La mine de Fer de Simandou, en Guinée, franchit une nouvelle étape avec l’accélération de ses exportations. Elle devrait depasser 20 millions de tonnes pour cette année 2026. Depuis le départ du premier navire chargé de minerai à destination de la Chine en novembre 2025, les expéditions ont atteint environ 6 millions de tonnes à la mi-mai 2026. La Chine a absorbé plus de la moitié de ce volume, soit près de 3,2 millions de tonnes.
L’augmentation des volumes exportés devrait être rendue possible, notamment grâce à la fin de la saison des pluies et, surtout, à la mise en service des infrastructures logistiques du projet, dont une ligne ferroviaire de 650 kilomètres et un nouveau terminal portuaire à Morebaya, doté d’une capacité annuelle de 40 millions de tonnes.
Avec une teneur en fer comprise entre 65 et 66 %, le minerai de Simandou figure parmi les minerais de haute qualité disponibles sur le marché.

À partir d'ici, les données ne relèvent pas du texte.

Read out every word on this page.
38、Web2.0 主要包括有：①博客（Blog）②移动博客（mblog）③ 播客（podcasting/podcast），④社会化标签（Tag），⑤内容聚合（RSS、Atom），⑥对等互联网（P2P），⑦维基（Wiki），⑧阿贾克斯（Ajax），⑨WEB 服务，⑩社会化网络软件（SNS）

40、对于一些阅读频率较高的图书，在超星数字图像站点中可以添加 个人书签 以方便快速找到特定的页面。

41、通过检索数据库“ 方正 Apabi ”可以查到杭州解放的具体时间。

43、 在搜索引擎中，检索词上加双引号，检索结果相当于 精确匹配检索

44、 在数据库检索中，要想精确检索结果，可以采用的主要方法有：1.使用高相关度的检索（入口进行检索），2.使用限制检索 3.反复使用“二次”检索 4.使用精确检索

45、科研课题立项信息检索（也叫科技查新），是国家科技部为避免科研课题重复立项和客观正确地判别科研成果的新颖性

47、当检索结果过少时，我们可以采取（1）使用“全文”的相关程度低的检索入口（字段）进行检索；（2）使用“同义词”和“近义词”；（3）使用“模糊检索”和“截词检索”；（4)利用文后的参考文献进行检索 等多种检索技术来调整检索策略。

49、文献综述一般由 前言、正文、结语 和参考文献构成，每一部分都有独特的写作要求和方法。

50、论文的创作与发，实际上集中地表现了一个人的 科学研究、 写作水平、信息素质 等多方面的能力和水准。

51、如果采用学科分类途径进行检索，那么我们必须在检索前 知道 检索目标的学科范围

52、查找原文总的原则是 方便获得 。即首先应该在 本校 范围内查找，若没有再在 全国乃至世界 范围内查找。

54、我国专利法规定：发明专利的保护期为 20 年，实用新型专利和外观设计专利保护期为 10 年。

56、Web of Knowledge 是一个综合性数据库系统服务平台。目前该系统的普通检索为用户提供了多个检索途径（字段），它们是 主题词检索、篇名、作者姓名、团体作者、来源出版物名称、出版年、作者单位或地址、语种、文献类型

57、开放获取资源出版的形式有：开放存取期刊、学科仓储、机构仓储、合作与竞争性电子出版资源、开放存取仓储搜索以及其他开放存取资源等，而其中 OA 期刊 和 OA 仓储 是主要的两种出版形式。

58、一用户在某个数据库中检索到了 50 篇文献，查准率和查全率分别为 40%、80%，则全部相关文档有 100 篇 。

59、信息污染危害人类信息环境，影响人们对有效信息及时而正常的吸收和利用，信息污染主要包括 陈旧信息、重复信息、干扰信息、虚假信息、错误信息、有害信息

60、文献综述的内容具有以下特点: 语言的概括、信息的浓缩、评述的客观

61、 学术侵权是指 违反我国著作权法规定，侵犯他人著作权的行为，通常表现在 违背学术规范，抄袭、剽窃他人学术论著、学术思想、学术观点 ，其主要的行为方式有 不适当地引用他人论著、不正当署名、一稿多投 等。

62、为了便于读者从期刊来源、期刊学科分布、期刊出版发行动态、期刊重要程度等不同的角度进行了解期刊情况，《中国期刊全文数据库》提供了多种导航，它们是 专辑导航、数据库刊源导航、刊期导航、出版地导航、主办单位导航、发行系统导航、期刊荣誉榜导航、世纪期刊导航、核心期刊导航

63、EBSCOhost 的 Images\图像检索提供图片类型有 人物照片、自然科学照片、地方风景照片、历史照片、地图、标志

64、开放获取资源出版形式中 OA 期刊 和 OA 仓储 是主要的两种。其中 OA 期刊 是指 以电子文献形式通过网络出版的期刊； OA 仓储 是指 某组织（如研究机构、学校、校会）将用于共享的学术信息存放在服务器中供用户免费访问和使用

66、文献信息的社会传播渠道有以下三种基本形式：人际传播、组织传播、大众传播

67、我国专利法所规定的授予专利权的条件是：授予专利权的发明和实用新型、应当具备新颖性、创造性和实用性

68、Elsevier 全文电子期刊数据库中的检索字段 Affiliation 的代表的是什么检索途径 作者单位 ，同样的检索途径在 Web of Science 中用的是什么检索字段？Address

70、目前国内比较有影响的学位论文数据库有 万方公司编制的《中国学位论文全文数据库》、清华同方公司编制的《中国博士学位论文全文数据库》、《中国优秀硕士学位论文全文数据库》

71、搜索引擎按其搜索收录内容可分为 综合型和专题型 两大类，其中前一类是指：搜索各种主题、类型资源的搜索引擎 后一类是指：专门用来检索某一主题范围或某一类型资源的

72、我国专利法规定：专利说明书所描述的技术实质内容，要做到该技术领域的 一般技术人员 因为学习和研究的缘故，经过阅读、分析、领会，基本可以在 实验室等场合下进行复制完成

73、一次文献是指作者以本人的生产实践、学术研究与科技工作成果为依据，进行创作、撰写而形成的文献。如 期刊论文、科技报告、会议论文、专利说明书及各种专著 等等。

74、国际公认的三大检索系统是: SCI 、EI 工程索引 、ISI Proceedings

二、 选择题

Toutefois, son utilisation à grande échelle par les aciéries chinoises reste limitée. Son principal handicap réside dans sa teneur relativement élevée en alumine, estimée à 2,7 %, contre environ 1,4 % pour le minerai brésilien IOCJ de Carajás. Cette caractéristique augmente les coûts de traitement et réduit l’efficacité des opérations de fusion.